ECLI:NL:HR:2012:BW9225
Hoge Raad
- Cassatie
- E.J. Numann
- J.C. van Oven
- C.A. Streefkerk
- A.H.T. Heisterkamp
- C.E. Drion
- Rechtspraak.nl
Beoordeling van de gewone verblijfplaats van kinderen in het kader van het Haags Kinderontvoeringsverdrag
In deze zaak heeft de Hoge Raad op 28 september 2012 uitspraak gedaan in een cassatieprocedure die voortvloeide uit een geschil over de gewone verblijfplaats van twee kinderen in het kader van het Haags Kinderontvoeringsverdrag (HKOV). De vader, die de Belgische nationaliteit heeft, en de moeder, die Spaanse is, hebben samen twee dochters die in Spanje zijn geboren. Na een verzoek tot echtscheiding in 2009, heeft de rechtbank in 's-Gravenhage een zorgregeling vastgesteld. De moeder kreeg toestemming om met de kinderen naar Spanje te verhuizen, maar deze toestemming werd later vernietigd door het gerechtshof. De vader heeft de kinderen op 28 februari 2011 zonder toestemming van de moeder naar Nederland meegenomen, wat leidde tot een verzoek van de Centrale Autoriteit om de kinderen terug te brengen naar Spanje.

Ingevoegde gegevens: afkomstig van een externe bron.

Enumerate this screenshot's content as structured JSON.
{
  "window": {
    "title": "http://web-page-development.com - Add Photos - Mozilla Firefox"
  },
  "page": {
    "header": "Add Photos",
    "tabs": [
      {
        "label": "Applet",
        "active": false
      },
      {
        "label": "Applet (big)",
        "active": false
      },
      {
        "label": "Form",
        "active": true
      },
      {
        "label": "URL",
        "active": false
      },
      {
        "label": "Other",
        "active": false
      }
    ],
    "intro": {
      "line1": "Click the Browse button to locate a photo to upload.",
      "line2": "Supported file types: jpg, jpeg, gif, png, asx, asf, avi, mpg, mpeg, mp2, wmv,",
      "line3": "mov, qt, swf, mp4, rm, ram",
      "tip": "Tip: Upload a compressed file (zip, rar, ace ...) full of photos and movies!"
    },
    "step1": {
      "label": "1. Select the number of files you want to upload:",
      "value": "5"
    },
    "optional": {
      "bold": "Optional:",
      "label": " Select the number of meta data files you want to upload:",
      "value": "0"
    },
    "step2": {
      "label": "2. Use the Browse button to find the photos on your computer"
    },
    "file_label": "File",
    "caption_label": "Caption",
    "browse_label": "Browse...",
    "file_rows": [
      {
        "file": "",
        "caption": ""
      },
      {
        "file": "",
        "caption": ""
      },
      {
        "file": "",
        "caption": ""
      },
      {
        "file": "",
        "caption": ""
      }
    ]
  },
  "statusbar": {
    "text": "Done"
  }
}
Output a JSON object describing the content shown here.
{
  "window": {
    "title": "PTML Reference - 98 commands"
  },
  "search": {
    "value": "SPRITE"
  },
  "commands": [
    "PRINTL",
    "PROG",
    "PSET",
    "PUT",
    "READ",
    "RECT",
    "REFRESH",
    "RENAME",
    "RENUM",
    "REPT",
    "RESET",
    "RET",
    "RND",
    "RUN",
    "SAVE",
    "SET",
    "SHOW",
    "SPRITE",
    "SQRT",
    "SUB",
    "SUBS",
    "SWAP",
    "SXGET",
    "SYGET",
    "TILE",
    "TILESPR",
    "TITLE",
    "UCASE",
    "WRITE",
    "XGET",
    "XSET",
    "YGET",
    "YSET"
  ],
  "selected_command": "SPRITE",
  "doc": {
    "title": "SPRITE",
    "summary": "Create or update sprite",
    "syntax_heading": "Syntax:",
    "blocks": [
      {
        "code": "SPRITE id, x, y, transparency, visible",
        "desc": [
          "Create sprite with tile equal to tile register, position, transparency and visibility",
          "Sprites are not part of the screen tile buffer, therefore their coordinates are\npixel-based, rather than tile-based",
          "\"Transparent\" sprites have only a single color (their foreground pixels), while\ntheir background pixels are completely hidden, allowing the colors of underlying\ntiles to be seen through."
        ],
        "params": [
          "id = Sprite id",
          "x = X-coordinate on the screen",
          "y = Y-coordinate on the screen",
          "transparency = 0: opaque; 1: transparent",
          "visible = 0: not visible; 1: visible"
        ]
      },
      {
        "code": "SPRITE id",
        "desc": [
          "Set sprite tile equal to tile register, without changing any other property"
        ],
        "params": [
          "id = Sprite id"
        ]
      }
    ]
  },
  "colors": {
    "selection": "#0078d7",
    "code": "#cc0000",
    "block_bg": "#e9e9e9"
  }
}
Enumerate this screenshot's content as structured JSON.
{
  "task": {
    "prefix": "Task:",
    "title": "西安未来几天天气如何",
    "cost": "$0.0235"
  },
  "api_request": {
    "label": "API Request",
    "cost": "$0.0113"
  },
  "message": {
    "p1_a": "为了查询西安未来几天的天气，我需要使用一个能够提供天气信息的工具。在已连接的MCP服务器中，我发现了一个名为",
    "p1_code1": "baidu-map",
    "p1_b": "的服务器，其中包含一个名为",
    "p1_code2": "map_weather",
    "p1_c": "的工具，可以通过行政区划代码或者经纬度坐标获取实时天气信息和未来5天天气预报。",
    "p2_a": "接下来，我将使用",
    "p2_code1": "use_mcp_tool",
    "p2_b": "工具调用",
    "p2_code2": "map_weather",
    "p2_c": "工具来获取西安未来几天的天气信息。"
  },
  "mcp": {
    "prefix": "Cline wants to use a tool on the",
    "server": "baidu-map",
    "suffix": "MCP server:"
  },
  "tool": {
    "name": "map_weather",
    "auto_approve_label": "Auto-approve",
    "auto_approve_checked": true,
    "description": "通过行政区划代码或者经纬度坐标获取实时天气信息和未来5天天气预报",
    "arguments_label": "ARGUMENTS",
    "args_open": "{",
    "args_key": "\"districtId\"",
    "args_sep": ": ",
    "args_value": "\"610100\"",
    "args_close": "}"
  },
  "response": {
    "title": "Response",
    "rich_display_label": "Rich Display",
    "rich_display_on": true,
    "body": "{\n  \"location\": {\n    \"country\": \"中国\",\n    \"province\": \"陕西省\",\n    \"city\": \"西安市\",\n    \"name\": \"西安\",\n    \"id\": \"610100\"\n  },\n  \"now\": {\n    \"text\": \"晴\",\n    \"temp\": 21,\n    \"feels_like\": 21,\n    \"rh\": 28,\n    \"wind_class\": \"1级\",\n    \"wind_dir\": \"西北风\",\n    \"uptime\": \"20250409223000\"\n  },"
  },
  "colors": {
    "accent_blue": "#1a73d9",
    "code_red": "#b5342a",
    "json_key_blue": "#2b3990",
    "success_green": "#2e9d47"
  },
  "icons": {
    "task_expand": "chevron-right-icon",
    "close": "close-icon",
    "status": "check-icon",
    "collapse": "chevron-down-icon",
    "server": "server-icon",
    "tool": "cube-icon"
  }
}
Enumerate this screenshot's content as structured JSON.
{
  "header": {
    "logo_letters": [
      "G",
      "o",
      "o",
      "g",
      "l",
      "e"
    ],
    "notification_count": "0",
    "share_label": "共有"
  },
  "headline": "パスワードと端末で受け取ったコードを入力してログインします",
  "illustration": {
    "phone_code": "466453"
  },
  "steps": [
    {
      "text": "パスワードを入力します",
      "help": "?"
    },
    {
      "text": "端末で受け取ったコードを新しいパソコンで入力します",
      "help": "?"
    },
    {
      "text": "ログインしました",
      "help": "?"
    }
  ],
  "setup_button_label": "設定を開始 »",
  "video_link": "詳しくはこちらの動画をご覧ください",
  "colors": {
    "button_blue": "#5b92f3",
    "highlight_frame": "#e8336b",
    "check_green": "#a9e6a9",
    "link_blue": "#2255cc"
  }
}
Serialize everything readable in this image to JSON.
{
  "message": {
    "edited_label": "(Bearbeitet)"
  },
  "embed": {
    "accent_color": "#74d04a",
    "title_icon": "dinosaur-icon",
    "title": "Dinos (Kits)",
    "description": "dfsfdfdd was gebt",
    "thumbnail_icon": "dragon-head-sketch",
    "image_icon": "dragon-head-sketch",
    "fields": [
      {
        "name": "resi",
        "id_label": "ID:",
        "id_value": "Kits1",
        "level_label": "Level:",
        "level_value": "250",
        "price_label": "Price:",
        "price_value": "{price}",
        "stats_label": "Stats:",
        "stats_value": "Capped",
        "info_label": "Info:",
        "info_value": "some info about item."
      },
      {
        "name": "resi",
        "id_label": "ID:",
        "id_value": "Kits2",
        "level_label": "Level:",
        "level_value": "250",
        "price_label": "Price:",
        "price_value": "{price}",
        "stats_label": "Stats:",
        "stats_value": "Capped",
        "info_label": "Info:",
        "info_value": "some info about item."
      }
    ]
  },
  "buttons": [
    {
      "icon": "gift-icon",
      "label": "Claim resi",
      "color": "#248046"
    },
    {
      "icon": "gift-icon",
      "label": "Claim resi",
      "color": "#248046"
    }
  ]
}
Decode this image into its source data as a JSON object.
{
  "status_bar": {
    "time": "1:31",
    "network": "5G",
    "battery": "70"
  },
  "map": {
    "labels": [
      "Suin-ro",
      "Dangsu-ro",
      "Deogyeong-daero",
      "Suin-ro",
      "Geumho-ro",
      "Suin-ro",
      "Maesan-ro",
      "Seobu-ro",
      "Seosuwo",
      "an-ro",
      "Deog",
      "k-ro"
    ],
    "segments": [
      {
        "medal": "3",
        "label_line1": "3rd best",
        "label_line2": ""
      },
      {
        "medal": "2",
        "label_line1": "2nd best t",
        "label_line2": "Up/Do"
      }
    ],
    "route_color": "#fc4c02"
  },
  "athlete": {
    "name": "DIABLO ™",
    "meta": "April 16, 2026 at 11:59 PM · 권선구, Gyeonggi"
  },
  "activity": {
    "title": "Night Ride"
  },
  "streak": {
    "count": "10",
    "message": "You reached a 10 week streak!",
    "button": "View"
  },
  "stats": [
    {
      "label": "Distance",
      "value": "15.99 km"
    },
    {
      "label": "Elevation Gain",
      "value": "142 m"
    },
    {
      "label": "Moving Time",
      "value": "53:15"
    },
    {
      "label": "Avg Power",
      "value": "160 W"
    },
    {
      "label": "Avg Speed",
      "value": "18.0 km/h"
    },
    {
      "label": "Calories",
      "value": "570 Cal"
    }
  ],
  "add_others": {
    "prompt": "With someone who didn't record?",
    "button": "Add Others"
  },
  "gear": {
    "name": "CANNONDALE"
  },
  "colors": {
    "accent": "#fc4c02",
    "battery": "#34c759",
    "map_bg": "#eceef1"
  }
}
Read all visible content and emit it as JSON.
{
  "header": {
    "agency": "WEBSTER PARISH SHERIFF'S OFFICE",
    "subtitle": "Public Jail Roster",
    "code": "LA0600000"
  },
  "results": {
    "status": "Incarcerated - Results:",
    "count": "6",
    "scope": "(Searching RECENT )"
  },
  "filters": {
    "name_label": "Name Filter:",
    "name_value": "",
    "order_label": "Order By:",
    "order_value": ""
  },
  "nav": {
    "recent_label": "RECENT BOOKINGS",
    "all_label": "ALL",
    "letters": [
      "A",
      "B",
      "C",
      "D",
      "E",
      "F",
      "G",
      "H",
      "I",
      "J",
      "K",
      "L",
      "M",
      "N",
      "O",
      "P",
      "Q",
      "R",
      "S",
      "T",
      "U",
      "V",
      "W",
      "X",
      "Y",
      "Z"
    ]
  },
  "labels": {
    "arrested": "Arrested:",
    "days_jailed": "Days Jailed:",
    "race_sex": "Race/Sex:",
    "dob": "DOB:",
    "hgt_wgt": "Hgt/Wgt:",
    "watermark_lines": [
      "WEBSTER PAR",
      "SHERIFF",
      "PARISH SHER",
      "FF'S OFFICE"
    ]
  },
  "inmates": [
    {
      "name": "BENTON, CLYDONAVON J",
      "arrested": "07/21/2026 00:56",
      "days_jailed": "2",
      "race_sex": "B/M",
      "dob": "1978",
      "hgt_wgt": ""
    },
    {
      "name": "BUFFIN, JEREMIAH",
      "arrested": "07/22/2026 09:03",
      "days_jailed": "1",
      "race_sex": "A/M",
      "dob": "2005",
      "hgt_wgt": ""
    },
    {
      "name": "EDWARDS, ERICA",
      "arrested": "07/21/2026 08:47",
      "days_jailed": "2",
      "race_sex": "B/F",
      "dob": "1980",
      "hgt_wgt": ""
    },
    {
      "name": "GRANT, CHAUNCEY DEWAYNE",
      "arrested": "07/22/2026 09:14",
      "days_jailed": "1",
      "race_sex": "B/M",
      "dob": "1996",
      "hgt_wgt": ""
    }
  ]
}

De Hoge Raad heeft in zijn beoordeling vastgesteld dat de kinderen vóór hun overbrenging naar Nederland hun gewone verblijfplaats in Spanje hadden. Het hof had de omstandigheden van het concrete geval in aanmerking genomen, zoals de rechtmatige verhuizing van de moeder naar Spanje, de sociale en familiale banden daar, en de leeftijd van de kinderen. De Hoge Raad oordeelde dat de vernietiging van de eerdere toestemming niet betekende dat de kinderen niet langer hun gewone verblijfplaats in Spanje konden hebben. De klachten van de vader werden ongegrond verklaard, en de Hoge Raad verwierp het cassatieberoep, waarmee de beslissing van het hof in stand bleef.